Husband Material (London Calling #2)(47)



“I’m really glad you found somebody,” Miles told me. “I know things got pretty rough for you after we broke up.”

They had, indeed, got pretty rough after we broke up. Or to put it more accurately they’d got fucking hellish after he’d completely betrayed me. But no: calm, centred, rising above. If you looked in the dictionary under over it, you’d have found a picture of me. “Yeah, got to admit I was in a bad place for a few years.”

“But,” Miles went on cheerfully, “it’s great to know we can be friends now.”

Wait. What?

The party was loud, but it felt like everything had come to a crashing halt.

I blinked. Then, when opening my eyes failed to reveal that the last three minutes had just been a dream about unmitigated gall, I blinked again. Since the world was resolutely failing to dissolve into fairy dust and sugar clouds, I figured I was stuck with it.

Reaching out, I patted Miles companionably on the shoulder.

“Let’s be clear,” I told him, trying to match his air of casual mateyness. “I’m glad you’re happy. You and JoJo seem like you’ll be great together. But we are never going to be friends because you will always be the guy who sold me out for the price of a Toyota Supra.”

Then I leaned in, kissed him on his beardy cheek, turned around, and left the wedding.





AS MATURE AND GROWN-UP AND (mostly) over it as I’d been at Miles’s wedding, the drive home was by far the best part of the evening. Now that I was no longer feeling the pressure to be supportive of my dickhead ex and his child bride, I could join in with Oliver in mocking their vows (we get it, you like each other), their choice of venue (we get it, you’re unconventional), and the guest list (we get it, you know a lot of artsy people and rich bastards).

Although that did make me feel a bit bad in retrospect when, two days later, JoJo showed up at my office.

“Chap to see you,” explained Alex. “I mean, I say ‘chap,’ but he is wearing rather a lot of makeup and, well, one’s supposed to be sensitive about these things, isn’t one?”

The list of people it could have been was very short, not that I had any idea what JoJo Ryan was doing at CRAPP. “If it is who I think it is, Alex, then you’re good. He’s a chap.”

“Pleased to hear it. Wouldn’t want to call a chap a chap when a chap was actually a chapess. Fearfully bad form to go around mis-chapping chaps, isn’t it?”

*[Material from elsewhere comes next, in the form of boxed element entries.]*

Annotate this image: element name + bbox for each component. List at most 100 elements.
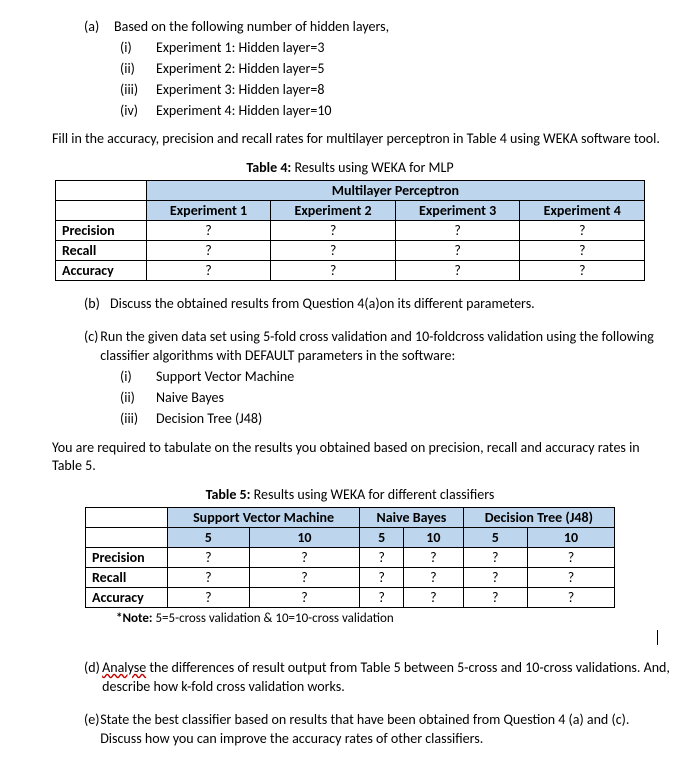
section-a-heading: (a) Based on the following number of hid… [84,18,670,37]
section-b-tag: (b) [84,295,110,314]
table-cell: ? [167,588,249,608]
item-text: Experiment 4: Hidden layer=10 [156,102,332,121]
table-cell: ? [360,588,404,608]
section-a-follow: Fill in the accuracy, precision and reca… [52,130,670,149]
list-item: (ii)Experiment 2: Hidden layer=5 [120,60,670,79]
section-a-list: (i)Experiment 1: Hidden layer=3 (ii)Expe… [120,39,670,121]
table-cell: ? [395,221,520,241]
table-cell: ? [395,261,520,281]
table-cell: ? [249,588,360,608]
table-cell: ? [146,241,271,261]
item-num: (i) [120,368,156,387]
table5-fold-header: 5 [360,528,404,548]
table-cell: ? [463,568,527,588]
table4-row-label: Recall [56,241,147,261]
section-c: (c) Run the given data set using 5-fold … [84,328,670,366]
table-cell: ? [249,568,360,588]
table5-classifier-header: Decision Tree (J48) [463,508,614,528]
table4: Multilayer Perceptron Experiment 1 Exper… [55,180,645,281]
table-cell: ? [360,548,404,568]
table-cell: ? [404,548,463,568]
table5-note-bold: *Note: [116,611,153,626]
table-cell: ? [404,588,463,608]
table4-caption-bold: Table 4: [246,159,291,176]
table-cell: ? [527,588,614,608]
section-b: (b) Discuss the obtained results from Qu… [84,295,670,314]
table5-row-label: Precision [86,548,168,568]
table-cell: ? [271,221,396,241]
table-cell: ? [146,261,271,281]
section-e: (e) State the best classifier based on r… [84,711,670,749]
table-cell: ? [527,568,614,588]
item-num: (ii) [120,389,156,408]
table-cell: ? [520,241,645,261]
table5-caption: Table 5: Results using WEKA for differen… [30,486,670,505]
section-a-tag: (a) [84,18,114,37]
table5-fold-header: 10 [527,528,614,548]
section-e-text: State the best classifier based on resul… [100,711,670,749]
table5-note-rest: 5=5-cross validation & 10=10-cross valid… [153,611,394,626]
item-text: Experiment 2: Hidden layer=5 [156,60,324,79]
item-text: Experiment 3: Hidden layer=8 [156,81,324,100]
table4-col-header: Experiment 1 [146,201,271,221]
section-d: (d) Analyse the differences of result ou… [84,659,670,697]
section-c-tag: (c) [84,328,100,366]
list-item: (ii)Naive Bayes [120,389,670,408]
table-cell: ? [404,568,463,588]
table5-fold-header: 5 [463,528,527,548]
table-cell: ? [395,241,520,261]
list-item: (iii)Decision Tree (J48) [120,410,670,429]
table-cell: ? [271,261,396,281]
table4-col-header: Experiment 3 [395,201,520,221]
table5-classifier-header: Naive Bayes [360,508,463,528]
item-num: (ii) [120,60,156,79]
table-cell: ? [520,221,645,241]
table4-caption-rest: Results using WEKA for MLP [291,159,453,176]
table-cell: ? [249,548,360,568]
section-c-follow: You are required to tabulate on the resu… [52,439,670,477]
table-cell: ? [167,568,249,588]
section-d-text: Analyse the differences of result output… [102,659,670,697]
table4-top-header: Multilayer Perceptron [146,181,644,201]
section-a-text: Based on the following number of hidden … [114,18,389,37]
table-cell: ? [271,241,396,261]
list-item: (iii)Experiment 3: Hidden layer=8 [120,81,670,100]
item-text: Support Vector Machine [156,368,294,387]
item-text: Decision Tree (J48) [156,410,262,429]
item-text: Experiment 1: Hidden layer=3 [156,39,324,58]
table5: Support Vector Machine Naive Bayes Decis… [85,507,615,608]
section-d-rest: the differences of result output from Ta… [102,659,670,695]
item-text: Naive Bayes [156,389,224,408]
section-d-tag: (d) [84,659,102,697]
table-cell: ? [527,548,614,568]
section-c-list: (i)Support Vector Machine (ii)Naive Baye… [120,368,670,429]
table-cell: ? [167,548,249,568]
table5-fold-header: 10 [404,528,463,548]
item-num: (iii) [120,81,156,100]
table5-row-label: Recall [86,568,168,588]
section-b-text: Discuss the obtained results from Questi… [110,295,535,314]
section-a: (a) Based on the following number of hid… [84,18,670,37]
table5-fold-header: 5 [167,528,249,548]
item-num: (iii) [120,410,156,429]
table5-caption-rest: Results using WEKA for different classif… [251,486,495,503]
spellcheck-word: Analyse [102,659,146,676]
table-cell: ? [146,221,271,241]
section-c-text: Run the given data set using 5-fold cros… [100,328,670,366]
list-item: (i)Experiment 1: Hidden layer=3 [120,39,670,58]
table5-row-label: Accuracy [86,588,168,608]
table4-caption: Table 4: Results using WEKA for MLP [30,159,670,178]
table5-fold-header: 10 [249,528,360,548]
text-cursor [657,630,658,645]
list-item: (i)Support Vector Machine [120,368,670,387]
table-cell: ? [463,588,527,608]
table5-note: *Note: 5=5-cross validation & 10=10-cros… [116,610,670,628]
list-item: (iv)Experiment 4: Hidden layer=10 [120,102,670,121]
table-cell: ? [520,261,645,281]
table4-col-header: Experiment 4 [520,201,645,221]
item-num: (iv) [120,102,156,121]
table-cell: ? [360,568,404,588]
table5-classifier-header: Support Vector Machine [167,508,359,528]
table5-caption-bold: Table 5: [206,486,251,503]
table4-col-header: Experiment 2 [271,201,396,221]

“Oh, fearfully,” I told him and went through to see what the hell was going on.

Unfortunately, Rhys Jones Bowen had got there first.

“Hello,” he was saying, directing his phone at himself and JoJo, “don’t be alarmed, I’m just making some content for our social media. Perhaps you’d like to tell the Rhystocrats who you are and why you’re visiting Cee-Arr-Ay-Pee-Pee today.”

JoJo looked a little perplexed but more patient than I think I would have been under the circumstances. “I’m JoJo Ryan.” He gave a camera-ready smile. “And I’ve come to speak to somebody who works here.”

“I work here,” offered Rhys. “How about speaking to me?”

“No, I mean a specific somebody.”

“Ah, how about me?” asked Alex. “I’m pretty specific.”

I got the slow, creeping sense that this was going to turn into one of those work moments. “Alex, you know he’s here to see me. He already told you.”

“Might have changed his mind,” Alex pointed out. “Fellow can, you know.”

“Alex, you don’t even know who this guy is.”

That made Alex do his indignant face. “Yes I do. He’s JoJo Ryan.”

“Who is?” I prompted.

“Who is here to see somebody who works for CRAPP, and frankly, Luc, I think it’s very selfish of you to want to keep our visitor all to yourself.”

Rhys looked around from his phone. Apparently, the chat had been updating him. “According to the Rhysocrats, JoJo Ryan is some kind of You Tuber.” Grinning, he extended a hand. “Lovely to meet you, JoJo. Always nice to meet a fellow influencer.”

I sighed. “You’re not an influencer, Rhys.”

“Excuse me, I have nine hundred and seventy-four followers.”

He paused. “Well, nine hundred and seventy-two, really, because one of them is my auntie Margery and another is my auntie Margery’s python.”

I wasn’t going to ask. I wasn’t going to ask. I wasn’t going to ask.

“Why does your auntie Margery have a python, and why does it follow you on YouTube?”

“She’s got a python,” said Rhys, and I instantly regretted my lack of self-control, “because she’s allergic to cats and because she got used to snakes when she was an exotic dancer. And he follows me on You Tube because Auntie Margery thinks he finds my voice calming.”

There was so much to process there. “Your aunt was an exotic dancer?”

“Oh yes. Very tasteful, minimal nudity.”

I wasn’t going to ask. I wasn’t going to ask. I wasn’t going to ask.

“What does minimal nudity look like?”

“Honestly, Luc.” Rhys gave me a look of admonition. “Asking a man what his aunt looks like naked is low even for you.”